The most likely place to encounter a snake in this city would be in a restaurant
when it would have been sautéd with some ginger and garlic. Or, in a Traditional Chinese Medicine (TCM) pharmacy in a bottle of ‘Snake wine’.
It turns out that at this time of year groups of Buddhist animal rights activists go to the big markets and buy up as many snakes as they can so they can be released into the countryside thus saving them from their intended fate.
Here I will have to digress a bit to explain why they do this. Fang sheng or animal release is often practiced in China; indeed in various places in China I have noticed men with cages full of little birds for sale outside the gates of Buddhist temples – the idea being you buy the birds and release them thereby improving your karma by showing compassion. If you apply this practice to the four animals which are considered sacred , namely snake, hedgehog , fox and weasel, you are thought to get even greater karmic benefit. A few years ago one of these Buddhist groups released a large number of foxes, bred for the fur trade, right next to a 20,000 bird chicken farm – carnage ensued.

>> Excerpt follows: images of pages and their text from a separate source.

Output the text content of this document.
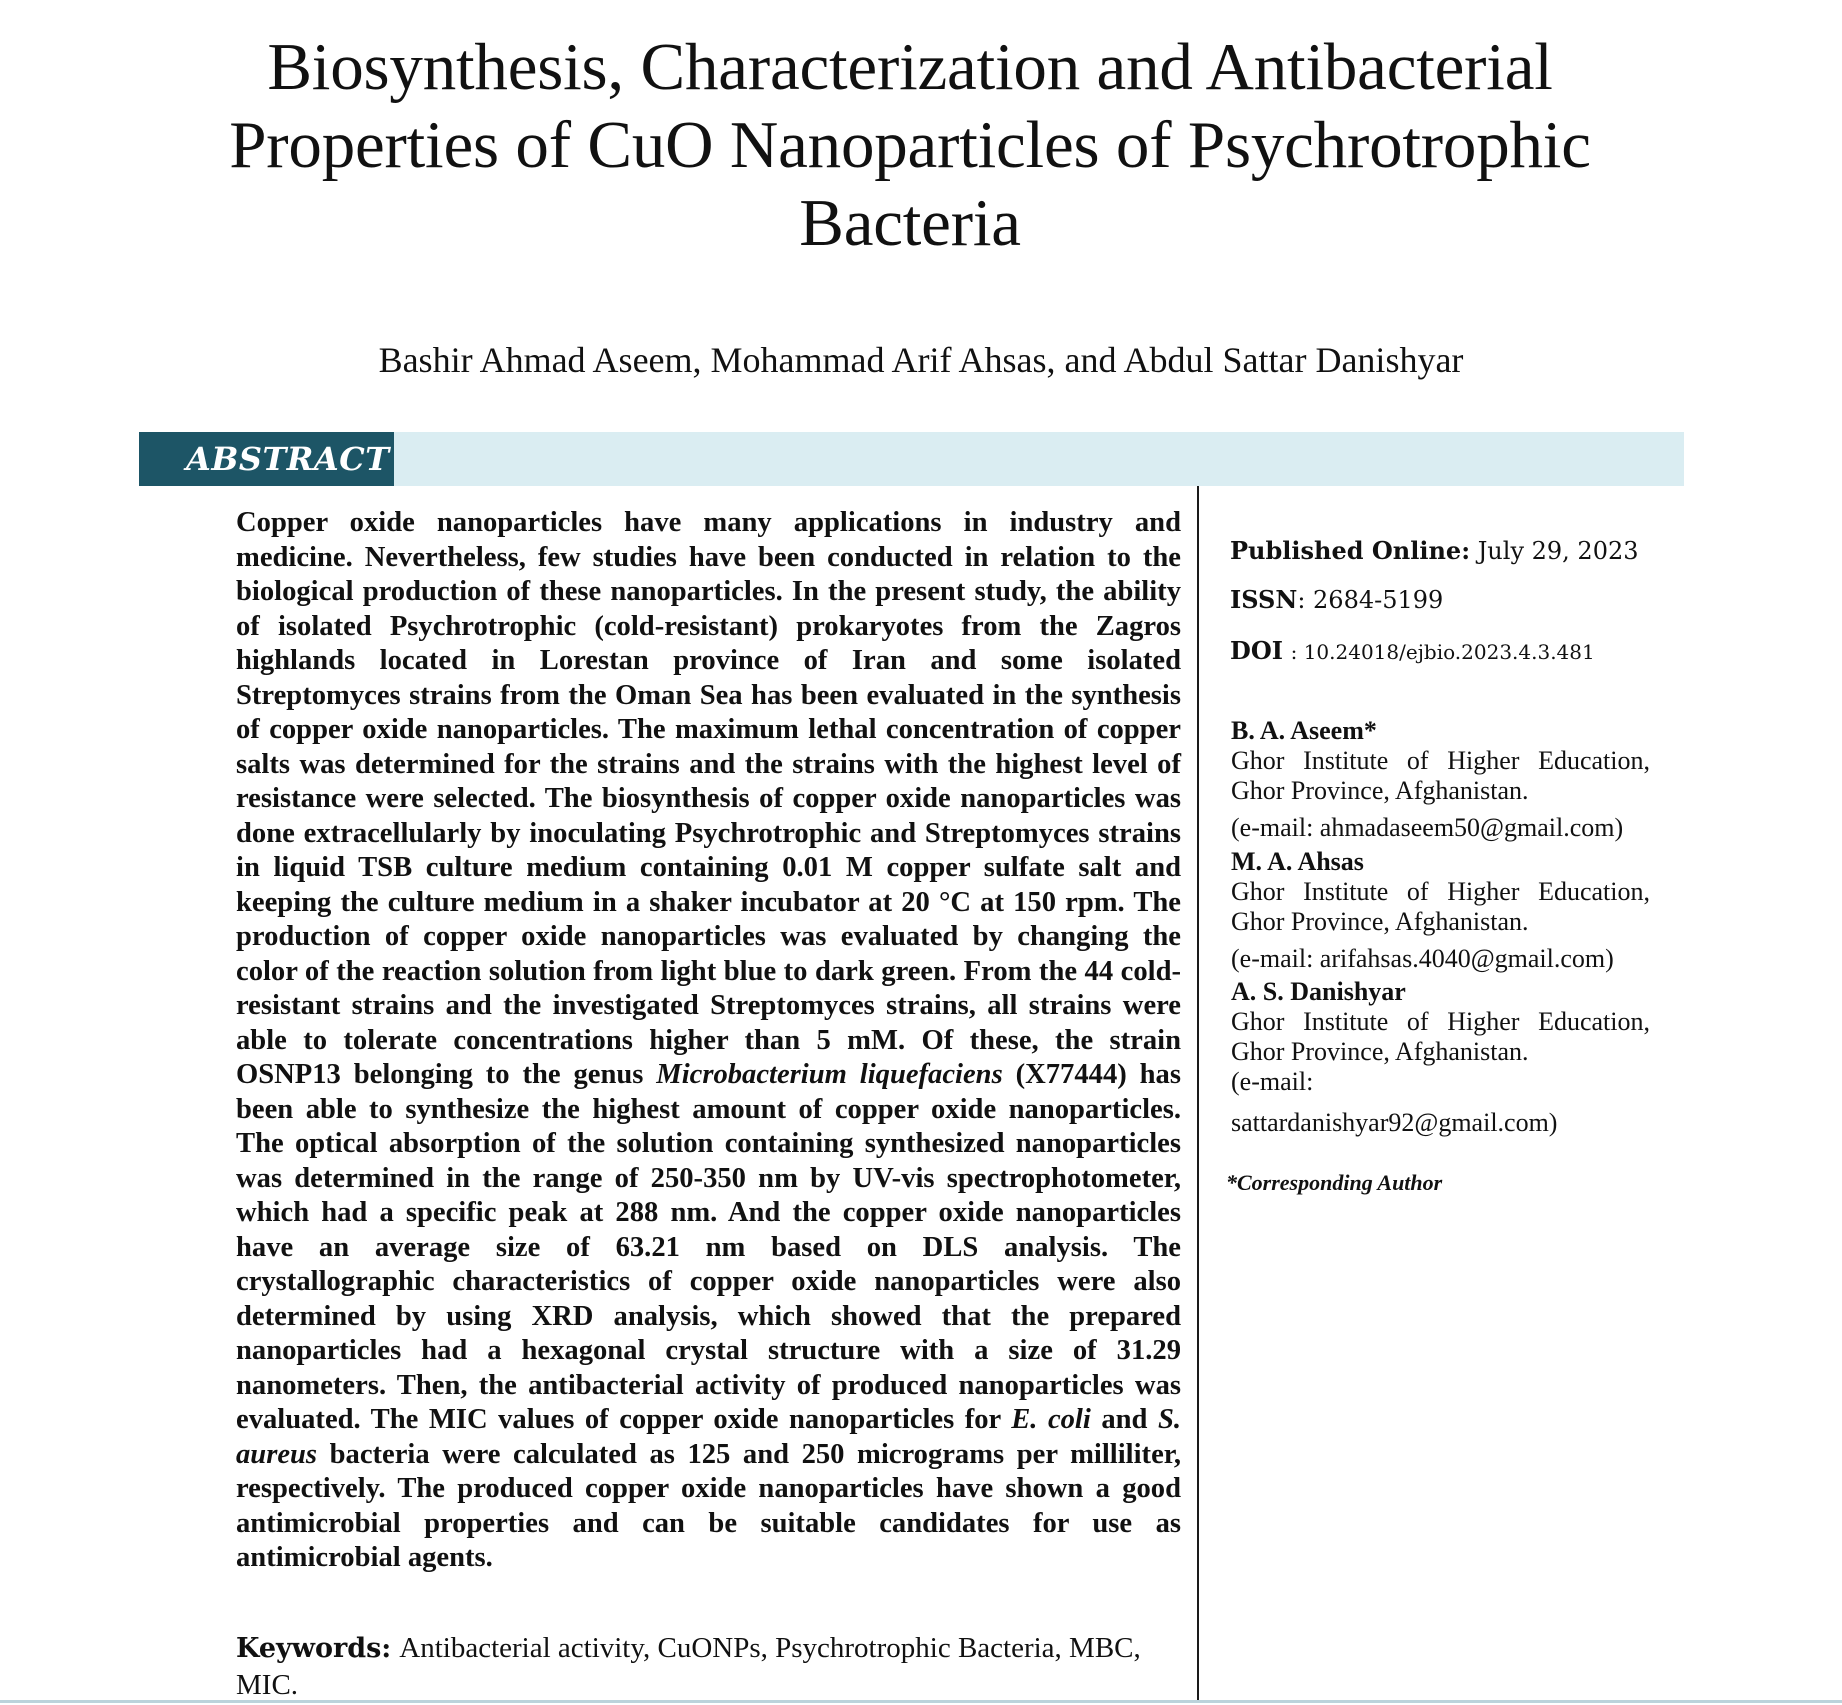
Biosynthesis, Characterization and Antibacterial Properties of CuO Nanoparticles of Psychrotrophic Bacteria
Bashir Ahmad Aseem, Mohammad Arif Ahsas, and Abdul Sattar Danishyar
ABSTRACT

Copper oxide nanoparticles have many applications in industry and medicine. Nevertheless, few studies have been conducted in relation to the biological production of these nanoparticles. In the present study, the ability of isolated Psychrotrophic (cold-resistant) prokaryotes from the Zagros highlands located in Lorestan province of Iran and some isolated Streptomyces strains from the Oman Sea has been evaluated in the synthesis of copper oxide nanoparticles. The maximum lethal concentration of copper salts was determined for the strains and the strains with the highest level of resistance were selected. The biosynthesis of copper oxide nanoparticles was done extracellularly by inoculating Psychrotrophic and Streptomyces strains in liquid TSB culture medium containing 0.01 M copper sulfate salt and keeping the culture medium in a shaker incubator at 20 °C at 150 rpm. The production of copper oxide nanoparticles was evaluated by changing the color of the reaction solution from light blue to dark green. From the 44 cold-resistant strains and the investigated Streptomyces strains, all strains were able to tolerate concentrations higher than 5 mM. Of these, the strain OSNP13 belonging to the genus Microbacterium liquefaciens (X77444) has been able to synthesize the highest amount of copper oxide nanoparticles. The optical absorption of the solution containing synthesized nanoparticles was determined in the range of 250-350 nm by UV-vis spectrophotometer, which had a specific peak at 288 nm. And the copper oxide nanoparticles have an average size of 63.21 nm based on DLS analysis. The crystallographic characteristics of copper oxide nanoparticles were also determined by using XRD analysis, which showed that the prepared nanoparticles had a hexagonal crystal structure with a size of 31.29 nanometers. Then, the antibacterial activity of produced nanoparticles was evaluated. The MIC values of copper oxide nanoparticles for E. coli and S. aureus bacteria were calculated as 125 and 250 micrograms per milliliter, respectively. The produced copper oxide nanoparticles have shown a good antimicrobial properties and can be suitable candidates for use as antimicrobial agents.

Keywords: Antibacterial activity, CuONPs, Psychrotrophic Bacteria, MBC, MIC.

Published Online: July 29, 2023
ISSN: 2684-5199
DOI : 10.24018/ejbio.2023.4.3.481
B. A. Aseem*
Ghor Institute of Higher Education,
Ghor Province, Afghanistan.
(e-mail: ahmadaseem50@gmail.com)
M. A. Ahsas
Ghor Institute of Higher Education,
Ghor Province, Afghanistan.
(e-mail: arifahsas.4040@gmail.com)
A. S. Danishyar
Ghor Institute of Higher Education,
Ghor Province, Afghanistan.
(e-mail:
sattardanishyar92@gmail.com)
*Corresponding Author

Anyway, back to the snakes – the major incident last week was when the Beijing Shifang Mercy Group pitched up on the outskirts of Miao Erdong village in Xinlong county unloaded a whole lot of boxes and bags and then released 1000 snakes – everything from cobras to pythons. Needless to say the villagers were not amused, in fact they were livid. Most of them rushed for anything they could lay their hands on and started clubbing or hacking the snakes to death. Whilst all this mayhem was going on, others phoned the police and local authorities who were on the scene very quickly and arrested the releasers – some of whom have since been given hefty fines. The villagers are still up in arms as they only managed to destroy about half of the released snakes, and are now fearful about finding the poisonous creatures in and around their homes.
As far as the dog bitten by a rattlesnake is concerned, I just hope to goodness that some bunch of bunny-hugging Buddhists hasn’t decided to take the lazy option and just dump a whole lot of snakes in Beijing’s parks rather than way out in the countryside.
By the way – the word for a fear of snakes is Ophidiophobia – and I definately suffer from it.